Some details have been released (leaked?) by Inmarsat and the AAIB about their analysis of the flight path of the missing Malaysian airliner. Some details remain frustratingly absent.
Relying on the measured frequency of the signal received from the missing jet, they plotted possible courses of the aircraft and they concluded that only the route that took MH370 to the southern Indian Ocean is consistent with the data. Here are the two critical slides from the annex of their released material:
They are clearly quite confident about the validity of their analysis, and they may be right. Still, there are a few potential issues with which I am not comfortable.

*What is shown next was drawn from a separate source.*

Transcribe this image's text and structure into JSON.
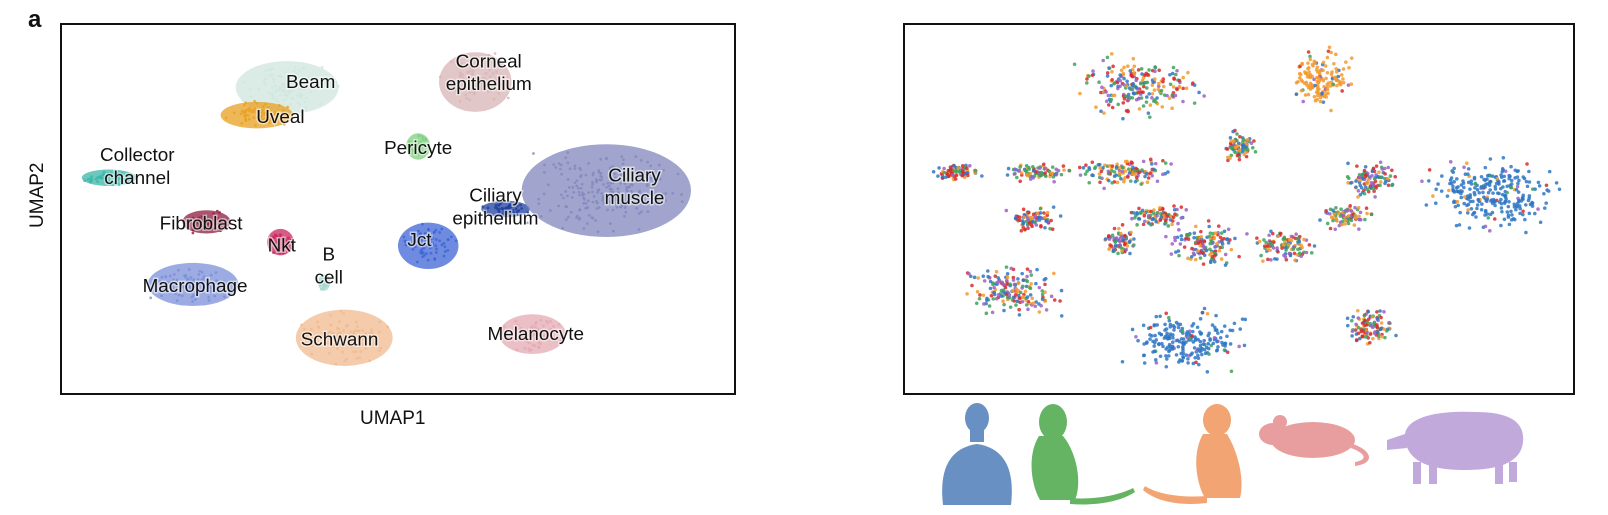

The analysis obviously relies on two key assumptions: first, that the aircraft traveled at a constant speed and second, that its transmitter had good frequency stability. I am not familiar with Inmarsat equipment used on board aircraft, but I do know that a frequency drift of a couple of hundred Hz, over a period of time of several hours and under changing environmental conditions, is not at all unusual [Update (2014/03/28): I now know (thanks, Craig!) that Inmarsat equipment uses an oven-controlled oscillator, with a frequency stability of a few 10 Hz or better over the course of a year, so this is a non-issue] for an oscillator that is running at around 1.6 GHz (which, I believe, is the frequency range used by Inmarsat.)
The analysis also relies on the estimated range at the time of final transmission, which is what was used to generate the infamous “arcs” along which the airplane is expected to be found. Presumably, similar estimated ranges are available for all the intermediate data points. However, this range information was not published in the currently released document. [Update (2014/03/28): Intermediate range arcs were, however, published by the Washington Post on March 21 (thanks again, Craig!).]
It is also unclear to me why the northern route can be excluded, as the top slide shows. If the satellite was stationary with respect to the ground, the northern and southern routes would have identical Doppler signatures. Presumably the difference is due to the fact that the satellite, though geostationary, still moves with respect to the Earth’s surface, e.g., because its orbit is inclined. [Update (2014/03/28): The orbital inclination of the satellite in question is 1.6° (once again, thanks, Craig!)] But this is not explained.
Finally, I am also concerned about the large deviations in the early stages of flight between the predicted and observed values and what it says about the validity of the analysis.
Just to be clear, I do not subscribe to conspiracy theories. I do believe that it may have been premature to exclude the possibility that the aircraft made an emergency landing and remained intact in a remote area not far from the location of its last transponder signal, but I may very well be wrong about this. However, I do think that a little more transparency would be useful.